Jailhouse Band Baaja


It would be truly amusing if a Chief Minister of UP were as funny and aspiring-to-coolth as Ravi Kishen in Lucknow Central.  He wants to project his state as progressive; he also wants to be ‘trending’ and has with him two buttoned up sidekicks to advise him on social media. (Too bad that in real life, kids are dying in the state and crime is unmanageable.) So, he wants to hold a competition of jail bands, that will go viral, and impress Trump!

In Ranjit Tiwari’s debut film, Kishan Girhotra (Farhan Akhtar), an aspiring singer, who dreams of having his own band (“towns may be small, but dreams are big”), lands up in jail on a trumped up murder charge. He gets himself transferred to Lucknow Central, the venue for the big Independence Day inter-prison competition.  Hovering around, looking like she has wandered into the wrong film, is Gayatri Kashyap (Diana Penty), a social worker looking into the welfare of prisoners, and constantly being told to drop it and get married

The jailor at Lucknow Central is a nasty fellow (Ronit Roy), who suspects that the so-called band is just an excuse for Kishan and his cronies to escape and he is right. Kishan’s resilience gets him through the gangs and violence of prison life, as he goes about putting together his band of unmusical men--Dikkat (Inaamulhaq), Victor (Deepak Dobriyal), Parminder (Gippy Grewal), Pandit (Rajesh Sharma), all of whom have a special skill that would help in the escape.

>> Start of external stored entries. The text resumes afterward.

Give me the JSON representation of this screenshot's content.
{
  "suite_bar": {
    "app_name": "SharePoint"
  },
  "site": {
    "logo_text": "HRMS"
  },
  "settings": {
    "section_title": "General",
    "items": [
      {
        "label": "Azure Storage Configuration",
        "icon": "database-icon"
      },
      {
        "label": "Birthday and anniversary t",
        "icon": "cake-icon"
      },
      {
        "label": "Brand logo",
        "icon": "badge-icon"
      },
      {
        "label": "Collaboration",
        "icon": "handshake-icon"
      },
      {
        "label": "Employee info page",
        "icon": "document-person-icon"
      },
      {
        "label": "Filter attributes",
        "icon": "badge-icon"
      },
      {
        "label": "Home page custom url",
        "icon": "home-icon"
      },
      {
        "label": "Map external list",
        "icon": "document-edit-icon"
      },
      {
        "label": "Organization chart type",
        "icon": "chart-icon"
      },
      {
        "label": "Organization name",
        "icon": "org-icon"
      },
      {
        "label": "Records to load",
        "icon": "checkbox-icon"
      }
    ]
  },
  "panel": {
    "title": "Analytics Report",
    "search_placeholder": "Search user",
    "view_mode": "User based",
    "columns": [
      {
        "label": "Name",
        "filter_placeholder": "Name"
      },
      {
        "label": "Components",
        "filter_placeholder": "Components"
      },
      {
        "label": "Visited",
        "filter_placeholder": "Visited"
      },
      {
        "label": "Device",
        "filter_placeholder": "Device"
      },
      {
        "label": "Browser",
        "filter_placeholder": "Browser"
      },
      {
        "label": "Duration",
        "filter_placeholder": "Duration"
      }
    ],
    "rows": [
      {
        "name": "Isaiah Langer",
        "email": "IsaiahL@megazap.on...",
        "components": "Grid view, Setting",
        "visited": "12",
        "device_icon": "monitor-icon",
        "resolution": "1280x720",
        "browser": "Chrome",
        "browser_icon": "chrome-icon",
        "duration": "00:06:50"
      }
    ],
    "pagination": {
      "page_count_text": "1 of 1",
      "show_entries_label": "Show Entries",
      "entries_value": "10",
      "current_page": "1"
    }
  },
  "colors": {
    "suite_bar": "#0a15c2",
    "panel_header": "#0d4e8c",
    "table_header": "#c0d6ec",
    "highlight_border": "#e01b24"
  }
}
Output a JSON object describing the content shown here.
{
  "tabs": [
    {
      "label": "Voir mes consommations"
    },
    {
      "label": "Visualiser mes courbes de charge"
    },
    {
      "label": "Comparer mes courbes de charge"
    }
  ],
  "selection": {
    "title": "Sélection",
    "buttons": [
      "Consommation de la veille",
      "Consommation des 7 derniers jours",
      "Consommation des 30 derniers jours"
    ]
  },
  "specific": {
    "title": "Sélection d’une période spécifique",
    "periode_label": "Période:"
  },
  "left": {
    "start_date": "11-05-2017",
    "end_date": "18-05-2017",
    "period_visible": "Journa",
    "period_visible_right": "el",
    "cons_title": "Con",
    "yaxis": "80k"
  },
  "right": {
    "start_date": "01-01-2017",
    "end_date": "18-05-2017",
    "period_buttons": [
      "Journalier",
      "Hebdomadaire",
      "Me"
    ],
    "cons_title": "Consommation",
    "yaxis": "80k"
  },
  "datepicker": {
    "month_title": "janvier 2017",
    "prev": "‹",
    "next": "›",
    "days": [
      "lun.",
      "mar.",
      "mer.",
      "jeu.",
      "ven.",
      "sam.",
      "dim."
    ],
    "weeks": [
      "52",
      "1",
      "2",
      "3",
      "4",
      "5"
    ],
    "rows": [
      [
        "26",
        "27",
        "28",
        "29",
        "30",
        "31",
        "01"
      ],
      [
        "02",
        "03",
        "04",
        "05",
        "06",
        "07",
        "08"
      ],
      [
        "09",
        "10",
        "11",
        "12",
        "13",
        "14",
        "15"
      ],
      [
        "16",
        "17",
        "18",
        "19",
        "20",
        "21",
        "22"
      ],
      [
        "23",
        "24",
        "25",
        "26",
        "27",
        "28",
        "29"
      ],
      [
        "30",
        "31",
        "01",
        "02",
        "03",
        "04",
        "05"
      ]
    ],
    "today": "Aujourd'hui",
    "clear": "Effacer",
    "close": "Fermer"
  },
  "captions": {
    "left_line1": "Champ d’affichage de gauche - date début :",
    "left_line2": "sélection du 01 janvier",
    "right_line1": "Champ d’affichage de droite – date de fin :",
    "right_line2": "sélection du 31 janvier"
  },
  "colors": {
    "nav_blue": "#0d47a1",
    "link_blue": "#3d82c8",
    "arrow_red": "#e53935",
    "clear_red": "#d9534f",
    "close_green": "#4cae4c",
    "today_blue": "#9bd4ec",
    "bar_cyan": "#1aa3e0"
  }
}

Shot in dark, filthy cells, the film’s realism ends there—Tiwari is not interested in showing the true state of Indian prisons. Watching this film, you’d think all the prisoners were innocent victims of the system, and the jailor, who is only doing his job, is the villain. He is cruel, but he is also the product of the same inhumane system; if a prisoner escapes, it is his neck on the line. Strangely, Tiwari paints life outside prison as unbearable for the men; inside they find friendship, trust and a kind of normalcy.

The camaraderie between the five band-mates works, as they move towards the rousing, if predictable finale. The film is loosely based on a real prison band that also inspired the recent Qaidi Band; this one is better, has decent music, and solid performances, even if Farhan Akhtar looks too polished to be an ordinary UP lad.

With a little more effort, Lucknow Central could have been meaningful as well as entertaining--  as it is, the film is just ‘timepass’.